Their nearly 100-year-old ILEC, Bruce Telecom, plans to add wireless this year – to go along with the next generation service it launched in 2009, digital television.
“We have a fairly wide product offering,” new CEO Eric Dobson told Cartt.ca in an interview Wednesday (his third day on the job), “and in the second quarter of this year we will be launching a wireless product.”
Bruce is one of a seven-company southwestern Ontario wireless partnership where independent telcos Quadro Communications, Hay Communications, Tuckersmith Communications, Hurontel, Mornington Communications and Brooke Telecom are all offering, or about to offer, wireless service to their mostly rural customer base.
And Dobson is thinking big, too. “We hope to offer the iPhone,” he added, and perhaps Google’s Nexus One “which I read about on your site,” he said.
The new man atop Bruce came to the company from CLEC Fibernetics after former CEO Michael Andrews left late last year (and who is now VP operations, Ontario South at telecom contractor Pickard Construction).
Dobson has also been senior vice president of Rogers Enterprise Telecom division and prior to that ran the carrier services division of Sprint Canada. He’s worked in telephony for almost 20 years, including “short stints at Bell,” he said.
“But this is my first CEO role,” he added. “This is a situation where I think I can come in and really have an impact.”

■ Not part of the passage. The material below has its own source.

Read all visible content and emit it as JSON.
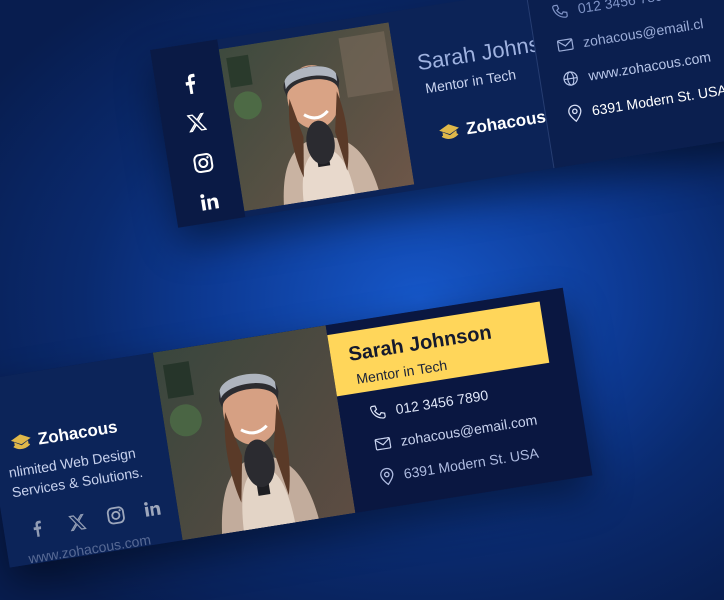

Bruce Telecom employs 83 folks and serves 14,000 households but it “faces some real competition for the first time in its history and my background is nothing but competition,” said Dobson. “I’ve worked mostly on the CLEC side and I think this is a good opportunity for me to bring that competitive experience to an ILEC to hopefully put us in a position to beat our competitors in the market.”

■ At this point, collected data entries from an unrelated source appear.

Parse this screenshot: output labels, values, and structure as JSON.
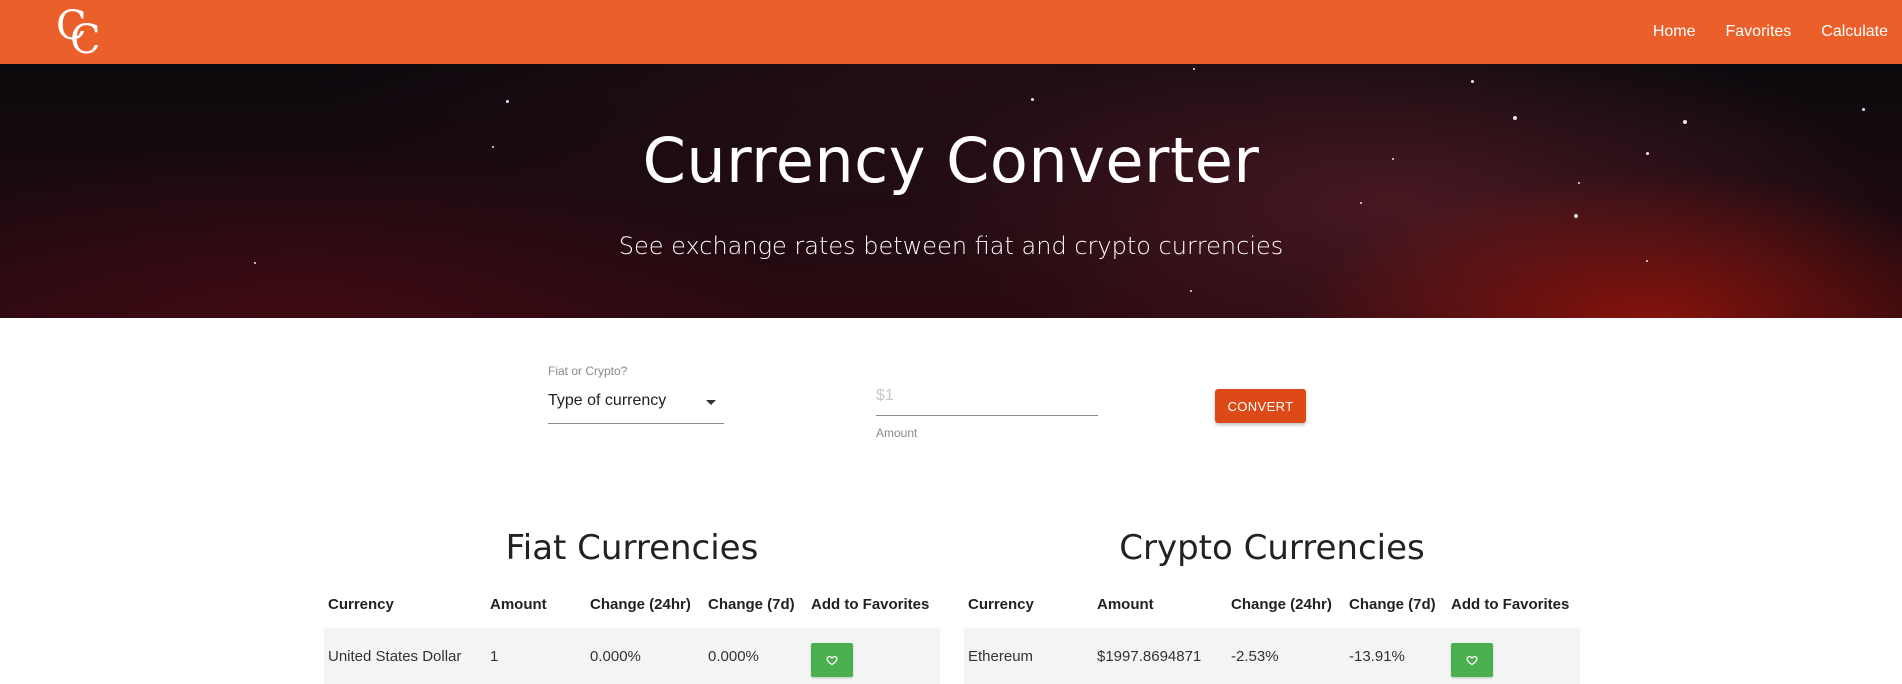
{
  "nav": {
    "logo_letter_1": "C",
    "logo_letter_2": "C",
    "links": [
      "Home",
      "Favorites",
      "Calculate"
    ]
  },
  "hero": {
    "title": "Currency Converter",
    "subtitle": "See exchange rates between fiat and crypto currencies"
  },
  "converter": {
    "type_label": "Fiat or Crypto?",
    "type_value": "Type of currency",
    "amount_placeholder": "$1",
    "amount_helper": "Amount",
    "convert_label": "CONVERT"
  },
  "fiat": {
    "title": "Fiat Currencies",
    "headers": [
      "Currency",
      "Amount",
      "Change (24hr)",
      "Change (7d)",
      "Add to Favorites"
    ],
    "rows": [
      {
        "currency": "United States Dollar",
        "amount": "1",
        "change_24h": "0.000%",
        "change_7d": "0.000%"
      }
    ]
  },
  "crypto": {
    "title": "Crypto Currencies",
    "headers": [
      "Currency",
      "Amount",
      "Change (24hr)",
      "Change (7d)",
      "Add to Favorites"
    ],
    "rows": [
      {
        "currency": "Ethereum",
        "amount": "$1997.8694871",
        "change_24h": "-2.53%",
        "change_7d": "-13.91%"
      }
    ]
  },
  "colors": {
    "navbar": "#ea5f2a",
    "convert_button": "#de4a17",
    "favorite_button": "#4caf50"
  },
  "icons": {
    "favorite": "heart-icon",
    "dropdown": "caret-down-icon"
  }
}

Those competitors include some small cable operators, larger ones like Rogers and EastLink, and Bell Canada.
“Our number one challenge is competition,” he added. “The big focus (in 2010) will be making our product line more competitive, expanding our product offering with television and wireless… With the television product our geographic coverage is limited so we’ll be expanding where we can offer that.”

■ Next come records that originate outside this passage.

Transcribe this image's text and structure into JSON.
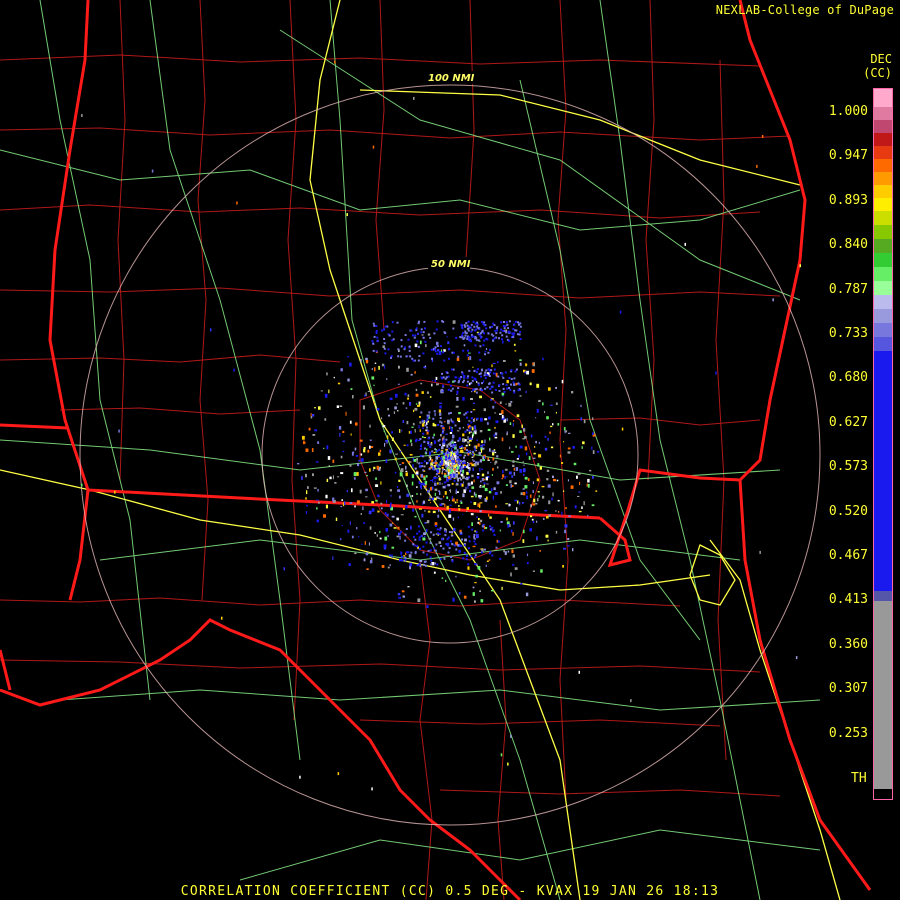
{
  "credit": "NEXLAB-College of DuPage",
  "units": {
    "line1": "DEC",
    "line2": "(CC)"
  },
  "scale": {
    "labels": [
      "1.000",
      "0.947",
      "0.893",
      "0.840",
      "0.787",
      "0.733",
      "0.680",
      "0.627",
      "0.573",
      "0.520",
      "0.467",
      "0.413",
      "0.360",
      "0.307",
      "0.253"
    ],
    "th_label": "TH"
  },
  "range_rings": [
    {
      "label": "100 NMI"
    },
    {
      "label": "50 NMI"
    }
  ],
  "footer": "CORRELATION COEFFICIENT (CC) 0.5 DEG - KVAX 19 JAN 26 18:13",
  "colors": {
    "background": "#000000",
    "state_borders": "#ff1a1a",
    "county_lines": "#b01818",
    "highways": "#ffff44",
    "roads": "#88ee88",
    "range_rings": "#e6b8b8",
    "text": "#ffff33"
  }
}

The company is also reeling a bit, too, as local media have noted Bruce Telecom “will have a fairly big budget miss for 2009,” said Dobson.
“It was a combination of things,” he explained, which has lead to the red ink. “There were some revenue misses due to competitive losses, some spending that went over budget and we also had a large inventory of some television hardware, for example. Because we launched late we weren’t able to deploy that inventory and now it’s aging so we’ll have to write it down.
“So getting our financial performance back on track will be a big focus as well,” he continued. “We will do the usual things: Watch what we spend money on, focus on products that are profitable. We’ll have to find ways to compensate for any competitive losses by winning new customers with new products in new areas as well.”
One thing Bruce is not, is for sale.
“That’s not on my radar right now. My focus is to turn around the operating results and the launch of wireless,” said Dobson.
One of the best aspects of the company, and one which the new CEO will rely on as it rebuilds its finances and expands its services, is Bruce’s strong local brand.
“We have great brand recognition and a good reputation,” explained Dobson. “I think for some of the new entrants, like EastLink, which has been very successful with their telephony offering in their home territory, may find that they’re up against a tougher competitor here.”